Telle était la teneur des accords de Linas–Marcoussis et de Pretoria. Néanmoins, aucun désarmement n’a eu lieu. Les rebelles ont accepté les plans, calendriers et procédures du désarmement mais n’ont respecté aucun des délais. Ils ont refusé la médiation du président Mbeki, en raison de son insistance sur le désarmement des rebelles. A ce jour, il n’y a eu aucun désarmement en dépit des appels répétés du Conseil de Sécurité des Nations Unies.

La résolution 1633 des Nations Unies, qui a repoussé le délai pour une élection présidentielle d’une année, au-delà du 3 octobre 2005 (comme prévu par la Constitution), arguant que des élections libres et justes ne pourraient avoir lieu dans les conditions actuelles, a créé le poste de Premier ministre avec des pouvoir étendus. La résolution exigeait que ‘’toutes les parties signataires des accords de Linas Marcoussis, Accra III, et de Pretoria ainsi que toutes parties ivoiriennes concernées, la mette en œuvre immédiatement’’. Ces responsabilités ont été clairement stipulées plus loin dans la résolution, ainsi qu’il suit :

‘’14. Exige que les Forces Nouvelles se conforment avec diligence aux programmes de désarmement afin de faciliter la restauration de l’autorité de l’Etat dans tout le territoire national, la réunification du pays et l’organisation d’élection aussitôt que possible ;
15. Affirme que le processus d’identification doit commencer sans délai.’’

Depuis lors, il n’y a pas eu de réel progrès en matière de désarmement. Ceci est à la base de la crise ivoirienne.

Un programme avait été mis en place afin ‘d’identifier’ les citoyens ivoiriens et d’établir une liste électorale actualisée. La question identitaire est au cœur de la rébellion. Sans solution, il ne peut y avoir d’élections ni de sérieux espoirs pour que la paix s’établisse entre les deux camps armés.

Depuis 1993, lorsqu’Henri Konan Bédié succéda à Houphouët-Boigny comme président, les musulmans du nord ont lutté pour obtenir des papiers d’identité. Les fonctionnaires les ont accusés de cacher leurs origines étrangères et les abus liés à de constantes vérifications d’identité ont augmenté. Les tensions nord-sud se sont incarnées dans le face à face entre Bédié, qui provient du sud-ouest, et l’ancien Premier ministre d’Houphouët, Allassane Dramane Ouattara (ADO) qui provient du nord et est musulman et un ancien vice-directeur exécutif du FMI.
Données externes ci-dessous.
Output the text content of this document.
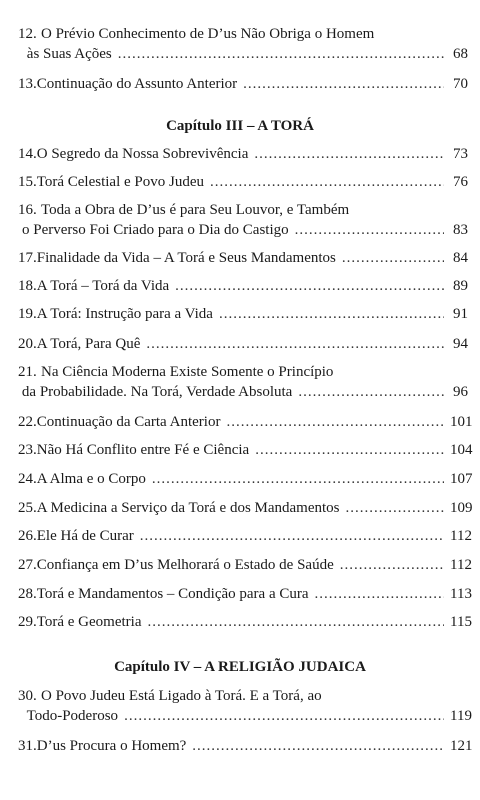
12. O Prévio Conhecimento de D’us Não Obriga o Homem
às Suas Ações .....	68
13. Continuação do Assunto Anterior .....	70
Capítulo III – A TORÁ
14. O Segredo da Nossa Sobrevivência .....	73
15. Torá Celestial e Povo Judeu .....	76
16. Toda a Obra de D’us é para Seu Louvor, e Também
o Perverso Foi Criado para o Dia do Castigo .....	83
17. Finalidade da Vida – A Torá e Seus Mandamentos .....	84
18. A Torá – Torá da Vida .....	89
19. A Torá: Instrução para a Vida .....	91
20. A Torá, Para Quê .....	94
21. Na Ciência Moderna Existe Somente o Princípio
da Probabilidade. Na Torá, Verdade Absoluta .....	96
22. Continuação da Carta Anterior .....	101
23. Não Há Conflito entre Fé e Ciência .....	104
24. A Alma e o Corpo .....	107
25. A Medicina a Serviço da Torá e dos Mandamentos .....	109
26. Ele Há de Curar .....	112
27. Confiança em D’us Melhorará o Estado de Saúde .....	112
28. Torá e Mandamentos – Condição para a Cura .....	113
29. Torá e Geometria .....	115
Capítulo IV – A RELIGIÃO JUDAICA
30. O Povo Judeu Está Ligado à Torá. E a Torá, ao
Todo-Poderoso .....	119
31. D’us Procura o Homem? .....	121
Konan Bédié a promis le concept nationaliste ‘d’ivoirité’ et a changé la Constitution afin que seul ceux à 100% ivoiriens puissent prétendre à la présidence. Il prétendait que la famille de Ouattara provenait du Burkina Faso et qu’il a falsifié ses papiers d’identité afin de cacher ses origines. Des agents de sécurité ont déchiré les documents d’identité des gens du nord ou ont rendu impossible leur renouvellement, les privant ainsi de leur nationalité. Le premier acte présidentiel de Bédié a consisté en l’expulsion de 12 000 résidents de Côte d’Ivoire, affirmant qu’ils venaient en réalité du Burkina Faso. Ça c’était l’œuvre de Bédié et non de Gbagbo !

Le cabinet de Bédié a approuvé un nouveau processus d’identification, avec des nouvelles cartes d’identité et un nouveau registre électoral. Gbagbo et le FPI étaient en désaccord avec le programme de Banny parce qu’il ne faisait aucune place au désarmement avant les enregistrements. L’insistance sur ce point tient à la Constitution ivoirienne qui prévoit que les enregistrements et l’émission des cartes d’électeur ne peuvent se faire légalement que par des officiers d’état civil formés et nommés par l’Institut National de la Statistique (INS). L’INS était sous la tutelle du ministre de la Planification, l’ancien ministre des finances FPI Paul Bohoun Boubre.

Le projet de Banny reposait sur un office ad hoc d’identification qui n’était pas prévu par la Constitution. Sans désarmement, la sécurité des officiers d’état civil nommés ne pouvait être garantie lorsqu’ils se rendaient dans les régions du nord aux mains des rebelles, afin d’examiner les documents des électeurs potentiels et des citoyens. Banny a déclaré que des conseils villageois pourraient se réunir et procéder aux identifications. Compte tenu du fait que ces conseils étaient dominés et contrôlés par les bandes de rebelles locaux, il s’en suivit que toute personne déclarée ivoirienne par les rebelles le devenait sur le champ. Les fraudes sont devenues la norme.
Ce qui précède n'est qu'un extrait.